If your game has content built in Studio (terrain, UI, models) that lives in a team-create place, you don't want rojo to overwrite it. The basePlace config solves this — the CLI downloads the existing place, builds your code separately via rojo, and merges them together before uploading.

Add basePlace to your deploy target:

{
"targets": {
"test": {
"universeId": 12345,
"placeId": 67890,
"project": "default.project.json",
"basePlace": {
"universeId": 12345,
"placeId": 11111
}
}
}
}

The basePlace place is the source of truth for Studio-authored content. The target placeId is where the merged result gets uploaded. These can be in the same universe or different ones.

How the merge works

The merge is driven by your rojo project file. Each entry in the tree is treated as one of two kinds:

  • Graft nodes (has $path or $className) — the entire child is replaced with the rojo-built version. This is your code.
  • Navigation nodes (no $path or $className) — the CLI traverses into the existing base service without replacing it. This preserves Studio content like terrain, workspace models, and UI.

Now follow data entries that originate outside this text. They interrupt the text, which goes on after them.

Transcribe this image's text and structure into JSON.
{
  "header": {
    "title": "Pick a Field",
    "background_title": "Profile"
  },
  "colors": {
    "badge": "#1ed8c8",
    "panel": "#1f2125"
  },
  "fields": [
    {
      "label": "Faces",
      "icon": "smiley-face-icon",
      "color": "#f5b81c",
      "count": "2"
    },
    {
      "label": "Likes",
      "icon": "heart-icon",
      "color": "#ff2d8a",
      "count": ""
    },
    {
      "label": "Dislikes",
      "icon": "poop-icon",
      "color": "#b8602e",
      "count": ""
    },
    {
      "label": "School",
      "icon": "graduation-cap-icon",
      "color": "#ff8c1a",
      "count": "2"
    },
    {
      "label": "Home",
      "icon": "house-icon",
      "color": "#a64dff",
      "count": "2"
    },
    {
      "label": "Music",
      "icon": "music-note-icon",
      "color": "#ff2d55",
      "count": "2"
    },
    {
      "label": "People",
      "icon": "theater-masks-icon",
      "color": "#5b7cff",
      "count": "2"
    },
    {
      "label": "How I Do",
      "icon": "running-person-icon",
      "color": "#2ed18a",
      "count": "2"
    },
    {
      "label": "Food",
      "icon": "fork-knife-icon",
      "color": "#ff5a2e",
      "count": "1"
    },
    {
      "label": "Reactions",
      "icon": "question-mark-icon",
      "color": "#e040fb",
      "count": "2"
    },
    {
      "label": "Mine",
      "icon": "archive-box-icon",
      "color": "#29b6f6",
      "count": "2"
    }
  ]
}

This matches how rojo serve works: rojo owns the subtrees you point it at and leaves everything else untouched.

Credential requirements

Downloading a base place uses the Roblox Asset Delivery API, which requires the legacy-asset:manage scope on your API key in addition to the standard universe-places:write scope. See Credential resolution for how the CLI finds your API key.

Smoke testing

When basePlace is configured, the deploy pipeline automatically runs a smoke test after uploading. The smoke test spawns all Script instances in ServerScriptService and waits 30 seconds for errors. If any script throws, the deploy is marked as failed. No test assertions are needed — a clean boot is the test.

CI integration

Posting deploy results to a PR

After running nevermore batch deploy --output results.json, post the results as a PR comment:

nevermore tools post-deploy-results results.json --run-outcome success

This creates or updates a PR comment with a table showing each game's deploy status and a "Try it" link to the Roblox place. Requires GITHUB_TOKEN for PR comments. Job summaries are written automatically when GITHUB_STEP_SUMMARY is set.

Automatic discovery

nevermore batch deploy discovers games the same way nevermore batch test discovers test packages — by scanning pnpm workspaces for deploy.nevermore.json files with the specified target. Any directory under games/ (or anywhere in the workspace) with a valid config is picked up automatically.

Luau template convention

Luau scripts that run in Roblox contexts (smoke tests, transforms, templates) should be stored as .luau files in build-scripts/ directories — not generated inline from TypeScript. This keeps Luau code editable, lintable, and follows the pattern established by studio-bridge/build-scripts/.